A: Yes, restructuring the program to have funds follow the patient would significantly change the incentives and help ensure that resources are directed to those who need them most.
Q: Is there political support for reforming the 340B program?
A: There is a mix of support and resistance. Some lawmakers are advocating for reforms, but there are concerns from smaller hospitals that rely on the program for revenue. Balancing the needs of these institutions with the need for reform is a challenge.
Q: What is the issue with contract pharmacies in the 340B program?
A: Many hospitals have numerous contract pharmacies, which complicates the ability to ensure that drugs dispensed are eligible for the 340B discount. This has led to inappropriate discounts and mismanagement of the program.
Q: What is the proposed rebate model for the 340B program?
A: The rebate model would require hospitals to submit claims to manufacturers for 340B drugs, ensuring that discounts are only applied to eligible drugs. This would help align incentives and improve the program's effectiveness.

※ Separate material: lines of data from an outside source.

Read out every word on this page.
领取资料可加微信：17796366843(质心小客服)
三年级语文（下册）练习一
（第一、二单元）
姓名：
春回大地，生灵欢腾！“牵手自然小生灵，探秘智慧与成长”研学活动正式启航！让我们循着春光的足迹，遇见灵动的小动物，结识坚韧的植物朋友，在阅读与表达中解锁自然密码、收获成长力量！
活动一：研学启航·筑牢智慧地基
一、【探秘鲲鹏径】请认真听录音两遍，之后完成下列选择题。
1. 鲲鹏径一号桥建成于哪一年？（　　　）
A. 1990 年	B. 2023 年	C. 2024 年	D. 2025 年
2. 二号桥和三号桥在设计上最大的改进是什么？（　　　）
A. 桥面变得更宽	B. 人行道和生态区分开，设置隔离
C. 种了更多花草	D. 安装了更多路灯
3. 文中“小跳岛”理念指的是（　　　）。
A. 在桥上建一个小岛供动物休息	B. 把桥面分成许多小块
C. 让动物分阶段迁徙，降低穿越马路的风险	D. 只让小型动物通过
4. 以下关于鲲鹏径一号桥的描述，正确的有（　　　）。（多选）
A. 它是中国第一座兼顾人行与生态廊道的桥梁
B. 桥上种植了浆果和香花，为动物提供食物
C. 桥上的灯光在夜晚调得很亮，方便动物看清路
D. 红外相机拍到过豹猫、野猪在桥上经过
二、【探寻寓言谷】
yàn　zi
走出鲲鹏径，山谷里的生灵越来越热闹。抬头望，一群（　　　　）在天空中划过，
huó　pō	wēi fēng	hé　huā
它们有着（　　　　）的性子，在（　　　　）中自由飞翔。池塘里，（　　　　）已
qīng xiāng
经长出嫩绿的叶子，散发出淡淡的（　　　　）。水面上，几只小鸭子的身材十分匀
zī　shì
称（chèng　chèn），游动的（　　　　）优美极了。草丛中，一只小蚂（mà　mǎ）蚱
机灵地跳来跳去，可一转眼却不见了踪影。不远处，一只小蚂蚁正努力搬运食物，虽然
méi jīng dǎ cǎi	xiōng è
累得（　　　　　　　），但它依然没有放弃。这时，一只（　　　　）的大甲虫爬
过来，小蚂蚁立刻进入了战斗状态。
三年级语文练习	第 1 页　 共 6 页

Q: Was the funding of institutions over patients inherent in the 340B program from the start?
A: Yes, the program was designed to fund institutions so they could better serve patients. However, the complexity of the system has led to inefficiencies and misalignment of incentives over time.
Q: Where can people find more information about your research on the 340B program?
A: More information can be found at pacificresearch.org and medecon.org, where our research on the 340B program and other healthcare issues is available.
Key takeaways
- “340B is the most important drug program that you've never heard of.”
- “The program has gone from, you know, less than a billion dollars back then, maybe $7 billion in 2012. Now it's more than $80 billion kind of purchases kind of at the discounted price.”
- “We need transparency. I guess that would be a great place to begin.”
- “If it's following the patient, that's a great way of kind of changing those incentives so we don't have those kind of activity being encouraged that we really don't want.”
- “It was always meant to fund the institutions, and then the institutions would then serve the patients.”